In mid-season production areas such as Nelspruit and Hazyview, flower induction in ‘Mauritius’ litchi takes place between mid-April and mid-May. Although water stress is a good way to suppress leaf flush before and during flower induction, late autumn rains often make it impossible to apply water stress properly. Therefore, the only way to control autumn/winter flush for mid-season areas is the application of ethephon to burn off the unwanted flush. Currently, ethephon is used as spot spray to control autumn/winter flush, but such applications generally have to be repeated several times due to re-occurring flush. In order to reduce the number of applications, trials were initiated to determine whether a once-off full-cover ethephon application after the last post-harvest flush has hardened (i.e. dormant trees), could inhibit new leaf flush long enough until temperatures become conducive for flower induction. T he trials were conducted in the Nelspruit area on ‘Mauritius’ trees during the 2014 to 2016 litchi seasons. Ethapon® (a.i. 48% ethephon) was applied as a once-off full-cover spray after hardening of the last desired post-harvest flush at concentrations of 0, 500, 750, 1000 and 1250 ppm at the end of March, mid- and end of April. The control trees were treated with spot sprays as per current industry practice (at 1000 ppm whenever young shoots appeared). Shoot control on the control trees started at the end of March and needed to be repeated two to three times for sufficient flush control. In all three years, concentration and timing of full-cover ethephon applications affected growth of leaf flush and
time of flower panicle emergence.
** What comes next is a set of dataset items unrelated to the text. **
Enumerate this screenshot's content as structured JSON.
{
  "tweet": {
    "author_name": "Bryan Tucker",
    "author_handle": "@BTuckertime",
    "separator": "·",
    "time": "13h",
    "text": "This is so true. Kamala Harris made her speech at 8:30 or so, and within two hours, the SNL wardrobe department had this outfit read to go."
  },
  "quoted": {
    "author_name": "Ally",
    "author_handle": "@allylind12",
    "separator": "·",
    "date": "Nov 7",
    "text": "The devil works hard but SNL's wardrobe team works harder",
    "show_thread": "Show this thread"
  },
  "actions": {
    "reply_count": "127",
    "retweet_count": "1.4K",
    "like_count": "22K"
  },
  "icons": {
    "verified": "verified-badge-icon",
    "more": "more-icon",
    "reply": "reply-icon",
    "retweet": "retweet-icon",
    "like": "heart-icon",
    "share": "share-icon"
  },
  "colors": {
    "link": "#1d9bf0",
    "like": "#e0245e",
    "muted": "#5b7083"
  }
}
The higher the concentration applied, the better was flush inhibition during April/May and the later was flower panicle emergence. Climatic conditions during April/May also influenced tree reaction, with higher temperatures reducing the dormancy period and vice versa. Drought conditions prolonged the dormancy period, even in the untreated trees. Temperature, stress conditions and flush maturation time will determine what ethephon concentration is most effective.